Денис пожал плечами.
– Это значит, – строго сказал Годунов, – что на радостях твой прапрадедушка заделал твоей прапрабабушке ребеночка! А потом, через три поколения, и ты появился на свет. Плати за Гагарина! И за Королева, который его ракету построил! Хочешь уйти из города – верни должок и отваливай ко всем чертям.
– Круто придумано, – искренне сказал Денис.
– А ты думал? Преступнику Суховлагину предъявят счет на несколько миллионов червонцев – пусть башляет. Отберут имущество, оставят пару штанов и рукавички рабочие, переселят с респектабельной улицы Трахтенберга куда-нибудь на окраину, под стенку. Потом имплантируют стыд, сожаление и муки совести. Большую дозу. Мужик будет месяц плакать и рвать на себе волосы, а потом – в ассенизаторы, пожизненно. Не отдаст – дети отдадут, внуки. Насчитают штрафные санкции, сделают поправку на инфляцию, и вперед…
– И что он сделал, этот Суховлагин?
Годунов осмотрелся. Кухня все еще не походила на место, где готовят пищу, но уже не походила на нечто среднее между читальным залом и свинарником.
– Продавал секретную информацию. Расписание регламентных работ сервера Министерства внутренних дел.
– А что такое…
– Это тебе знать не надо, сынок. Тебе надо знать, что слово «регламент» является в Новой Москве ругательным, ты его не употребляй, а если при тебе произнесут это слово – разворачивайся и молча уходи. Или можешь в лоб дать.
– Лучше в лоб, – ответил Денис. – Только… Мне не все понятно. Как можно имплантировать стыд и муки совести?
Годунов посмотрел внимательно, пожевал бледными губами.
– Сам поймешь, – сказал он. – Присаживайся. Чаю попьем. Правда, его еще найти надо…
– Насчет халтурки ясно, – произнес Денис, набравшись смелости. – А вообще, что пишете?
Годунов недоуменно пошевелил бровями:
– В смысле?
– Ну… – Денис изыскал дополнительную смелость, – настоящую новую книгу – пишете?
Старый дядя Гарри печально ухмыльнулся:
– Не задавай глупых вопросов. Откуда мне знать? Вчера не писал, сегодня тоже не буду, а завтра оно ударит в голову – и напишется. Или не напишется. Или напишется, но не то. Сначала придумать надо. Ну, то есть… Сначала надо решить, чем думать. Потом придумать. А уж потом – написать. А бывает – пишешь, не думая, потом перечитаешь, – Годунов сделал страшные глаза, – и говоришь: ничего себе! Такую мощную штуку захочешь – не придумаешь!

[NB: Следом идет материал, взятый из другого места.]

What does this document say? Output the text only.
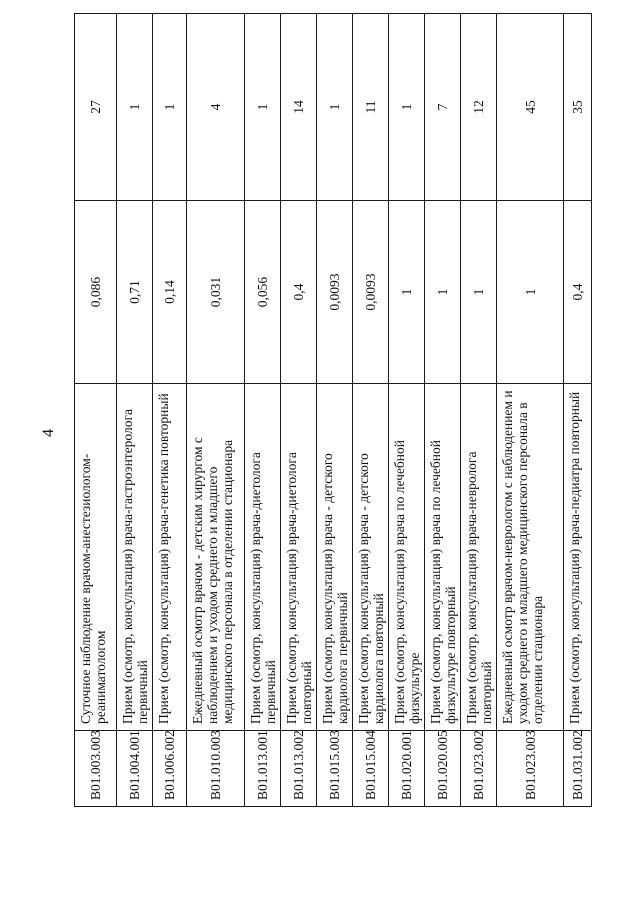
4
B01.003.003	Суточное наблюдение врачом-анестезиологом-реаниматологом	0,086	27
B01.004.001	Прием (осмотр, консультация) врача-гастроэнтеролога первичный	0,71	1
B01.006.002	Прием (осмотр, консультация) врача-генетика повторный	0,14	1
B01.010.003	Ежедневный осмотр врачом - детским хирургом с наблюдением и уходом среднего и младшего медицинского персонала в отделении стационара	0,031	4
B01.013.001	Прием (осмотр, консультация) врача-диетолога первичный	0,056	1
B01.013.002	Прием (осмотр, консультация) врача-диетолога повторный	0,4	14
B01.015.003	Прием (осмотр, консультация) врача - детского кардиолога первичный	0,0093	1
B01.015.004	Прием (осмотр, консультация) врача - детского кардиолога повторный	0,0093	11
B01.020.001	Прием (осмотр, консультация) врача по лечебной физкультуре	1	1
B01.020.005	Прием (осмотр, консультация) врача по лечебной физкультуре повторный	1	7
B01.023.002	Прием (осмотр, консультация) врача-невролога повторный	1	12
B01.023.003	Ежедневный осмотр врачом-неврологом с наблюдением и уходом среднего и младшего медицинского персонала в отделении стационара	1	45
B01.031.002	Прием (осмотр, консультация) врача-педиатра повторный	0,4	35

– Я не понял, – сказал Денис, – а что значит «решить, чем думать»?
Годунов улыбнулся.
– Это значит, – сказал он, – что ты, например, сейчас ничем не думаешь. Если бы думал хотя бы головой, то обратил бы внимание, что минуту назад старый дядя Гарри посоветовал тебе не задавать глупых вопросов.
Денис кивнул и поспешно изобразил уважительное послушание: вскочил с табурета, вытянул руки по швам и плотно сжал губы. Годунов помолчал, улыбнулся.
– Думать можно чем угодно. Обычно люди думают головой. Но лучше не думать головой – это тухлое дело. Головной мозг – дурацкий инструмент. Как гитара: у всех есть и все типа играть умеют. Бренчат кое-как на три аккорда и довольны… Понимаешь?
– С трудом.
– Ну, поймешь со временем. Лучше всего думать сердцем. Или спинным мозгом. Но это трудно. Я тебя научу. Молодежь вроде тебя часто думает… сам знаешь чем. Старики думают теми органами, которые у них болят. Очень многие думают желудком или, допустим, задницей. Военные люди, например, глазами думают. Посмотри на портрет любого генерала – там такие глаза, огнем горят… А самые крутые ребята думают любой частью тела. По желанию. Сидишь себе и думаешь мизинцем на левой ноге – очень удобно. И мизинцу польза, и голова отдыхает… Чего ты улыбаешься?